Frank’s navigator John Charrott remembered: “We set off up one side of the valley, the mountains rising above us just away from the wing tip, the end of the valley approaching fast… no way are we going to pull up over that… but suddenly the Halifax is tipped violently on its wing, and we seem to scrape the hillside and tear down the other side over Auntie's garden.
“Red light- green light- and the dispatcher pushes the mangle out. We come out safely, climb rapidly to 2,000 feet and watch the parcel drift gently down, landing safely in Auntie's garden.
“Great,” said Frank, “now when we get back, enter this in your logbooks as an air test!”
I sit on the flattest section of trunk and watch. Between the outer branches, Moel Famau is visible, a patchwork of burnt heather guarded by an Iron Age hill fort. It is a sight Frank spent much of his life enjoying as he was born on the Wirral, educated in Mostyn, and retired to Ruthin. The mountain was a focal point of his life.
I leave the bent trees and scale the steep final push to the summit, partridges bursting from the heather and stone chats calling warily. At the summit, staring north straight into the Irish Sea, I picture another of Frank’s daredevil stunts.

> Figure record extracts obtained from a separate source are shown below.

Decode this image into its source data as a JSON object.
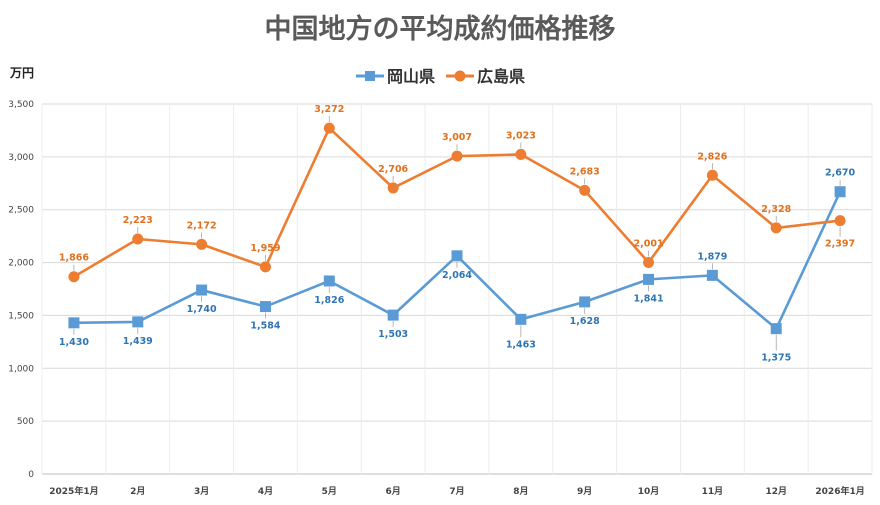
{
  "chart_data": {
    "type": "line",
    "title": "中国地方の平均成約価格推移",
    "ylabel": "万円",
    "ylim": [
      0,
      3500
    ],
    "yticks": [
      "0",
      "500",
      "1,000",
      "1,500",
      "2,000",
      "2,500",
      "3,000",
      "3,500"
    ],
    "grid": true,
    "legend_position": "top",
    "categories": [
      "2025年1月",
      "2月",
      "3月",
      "4月",
      "5月",
      "6月",
      "7月",
      "8月",
      "9月",
      "10月",
      "11月",
      "12月",
      "2026年1月"
    ],
    "series": [
      {
        "name": "岡山県",
        "color": "#5b9bd5",
        "label_color": "#2e75b6",
        "marker": "square",
        "values": [
          1430,
          1439,
          1740,
          1584,
          1826,
          1503,
          2064,
          1463,
          1628,
          1841,
          1879,
          1375,
          2670
        ],
        "labels": [
          "1,430",
          "1,439",
          "1,740",
          "1,584",
          "1,826",
          "1,503",
          "2,064",
          "1,463",
          "1,628",
          "1,841",
          "1,879",
          "1,375",
          "2,670"
        ]
      },
      {
        "name": "広島県",
        "color": "#ed7d31",
        "label_color": "#e2711d",
        "marker": "circle",
        "values": [
          1866,
          2223,
          2172,
          1959,
          3272,
          2706,
          3007,
          3023,
          2683,
          2001,
          2826,
          2328,
          2397
        ],
        "labels": [
          "1,866",
          "2,223",
          "2,172",
          "1,959",
          "3,272",
          "2,706",
          "3,007",
          "3,023",
          "2,683",
          "2,001",
          "2,826",
          "2,328",
          "2,397"
        ]
      }
    ]
  }
}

Flying a Walrus seaplane in tandem with a submarine, Frank had been invited below deck after the final days’ testing when disaster struck. Emerging from the boozy lunch, he was disturbed to find a strong wind had blown up and the previously flat sea was now a rolling swell.
Rather than be towed, Frank asked the submarine commander to steam his submarine into the wind and ‘bash the seas flat’. He would then chase behind and use its slick to get airborne.
“I throttled after the sub,” Frank remembered, “but could see only water cascading over the top of the fuselage and hissing through all the slits of the cockpit hatch. We roared over the crest of the first swell where I could see the submarine- unpleasantly close. At the bottom of the next swell the sub vanished, but at the top of following one we were airborne!”


I can hear two topless Liverpudlians singing ten German bombers approaching. It’s time to go. I take in one last sweeping vista of north Wales, a deep breath of Irish Sea wind and retreat from the summit, disappearing south into secluded fold of countryside with just partridges and dragonflys for company, no map and no phone battery- just how Frank would have liked it.